2010 (September Term)

United States v. Hutchins, 69 M.J. 282 (by statute, the accused may request representation by individual military counsel of the accused’s own selection, subject to the availability of such counsel under applicable statutory and regulatory standards).  


2000

United States v. Spriggs, 52 MJ 235 (case contains detailed discussion of the right to individual military counsel, including:  the source of the right; standards and limitations applicable to requests for individual military counsel; assessing claimed prior attorney-client relationships and the limitations on severing such relationships; and burdens applicable to requests for individual military counsel and motions for individual military counsel).

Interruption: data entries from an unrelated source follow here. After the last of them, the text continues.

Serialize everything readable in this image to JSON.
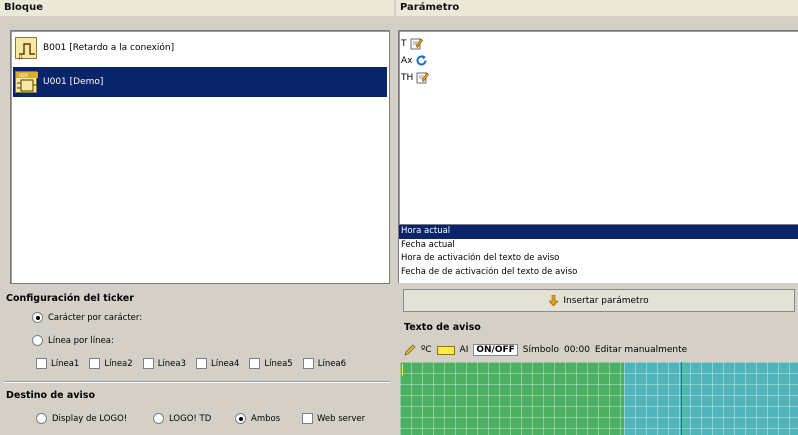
{
  "left": {
    "bloque_header": "Bloque",
    "blocks": [
      {
        "label": "B001 [Retardo a la conexión]",
        "icon": "timer-block-icon",
        "selected": false
      },
      {
        "label": "U001 [Demo]",
        "icon": "udf-block-icon",
        "selected": true
      }
    ],
    "ticker": {
      "title": "Configuración del ticker",
      "opt_char": "Carácter por carácter:",
      "opt_line": "Línea por línea:",
      "selected": "char",
      "lines": [
        "Línea1",
        "Línea2",
        "Línea3",
        "Línea4",
        "Línea5",
        "Línea6"
      ]
    },
    "destino": {
      "title": "Destino de aviso",
      "opt_display": "Display de LOGO!",
      "opt_td": "LOGO! TD",
      "opt_ambos": "Ambos",
      "opt_web": "Web server",
      "selected": "ambos"
    }
  },
  "right": {
    "param_header": "Parámetro",
    "params": [
      {
        "label": "T",
        "icon": "edit-pencil-icon"
      },
      {
        "label": "Ax",
        "icon": "refresh-icon"
      },
      {
        "label": "TH",
        "icon": "edit-pencil-icon"
      }
    ],
    "text_options": [
      {
        "label": "Hora actual",
        "selected": true
      },
      {
        "label": "Fecha actual",
        "selected": false
      },
      {
        "label": "Hora de activación del texto de aviso",
        "selected": false
      },
      {
        "label": "Fecha de de activación del texto de aviso",
        "selected": false
      }
    ],
    "insert_button": "Insertar parámetro",
    "texto_header": "Texto de aviso",
    "toolbar": {
      "degree": "ºC",
      "ai": "AI",
      "onoff": "ON/OFF",
      "simbolo": "Símbolo",
      "time": "00:00",
      "editar": "Editar manualmente"
    }
  },
  "colors": {
    "selection": "#0a246a",
    "grid_green": "#4caf63",
    "grid_teal": "#4fb5b8",
    "cursor_line": "#c0392b"
  }
}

(in support of motion for individual military counsel, accused failed to establish an attorney-client relationship that would be protected under the “good cause” limitations on severance where:  (1) the record did not demonstrate that attorney agreed to enter an attorney-client relationship with accused; (2) accused’s responses to the military judge revealed that accused understood that there was no agreement to enter into an attorney-client relationship; and, (3) the record did not reveal that the attorney engaged in any substantive activity for accused beyond discussing some of the pending charges and the possibility of representation).

(if a civilian attorney happens to be a reservist, that person’s availability as individual military counsel must be determined on the basis of activities undertaken in his or her military status, not on the basis of attorney-client relationships developed in civilian practice).

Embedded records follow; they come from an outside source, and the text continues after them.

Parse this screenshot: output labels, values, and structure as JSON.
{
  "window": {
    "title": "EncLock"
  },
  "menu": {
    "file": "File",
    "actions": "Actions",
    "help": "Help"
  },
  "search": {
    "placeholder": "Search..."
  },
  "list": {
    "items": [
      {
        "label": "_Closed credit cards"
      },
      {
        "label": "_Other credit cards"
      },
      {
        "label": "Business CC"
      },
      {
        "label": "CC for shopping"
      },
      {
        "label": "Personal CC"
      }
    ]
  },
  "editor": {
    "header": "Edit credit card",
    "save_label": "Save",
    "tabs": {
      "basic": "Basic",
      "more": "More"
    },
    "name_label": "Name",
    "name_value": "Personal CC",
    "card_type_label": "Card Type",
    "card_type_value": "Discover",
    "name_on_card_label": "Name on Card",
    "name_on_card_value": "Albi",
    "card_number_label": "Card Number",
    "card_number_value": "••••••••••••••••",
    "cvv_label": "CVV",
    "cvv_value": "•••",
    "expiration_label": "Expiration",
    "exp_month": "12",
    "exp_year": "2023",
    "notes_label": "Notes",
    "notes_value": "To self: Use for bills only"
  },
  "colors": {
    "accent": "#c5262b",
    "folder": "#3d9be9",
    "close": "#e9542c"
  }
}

(record contained ample basis for denying individual military counsel request under the good-cause standard where:  (1) the judge advocate was routinely separated from active duty; (2) the attorney did not agree to represent the accused in his civilian capacity or in his capacity as a reservist; (3) a 15-day involuntary call to active duty would have been inadequate time for the attorney to investigate, prepare, and try a general court-martial; (4) the accused failed to show that an attorney-client relationship was established in the context of the attorney’s military assignment; and, (5) the accused failed to show that the attorney accomplished substantial trial preparation while in his military assignment).

(absent government misconduct, the routine separation of a judge advocate from active duty normally terminates any attorney-client relationship established on the basis of the attorney’s military status, except when:  (1) the attorney agrees to represent the client in his or her civilian capacity; or (2) the attorney enters the reserves and is ordered to represent the client to the extent permitted by applicable law based upon a determination by the appropriate official of reasonable availability).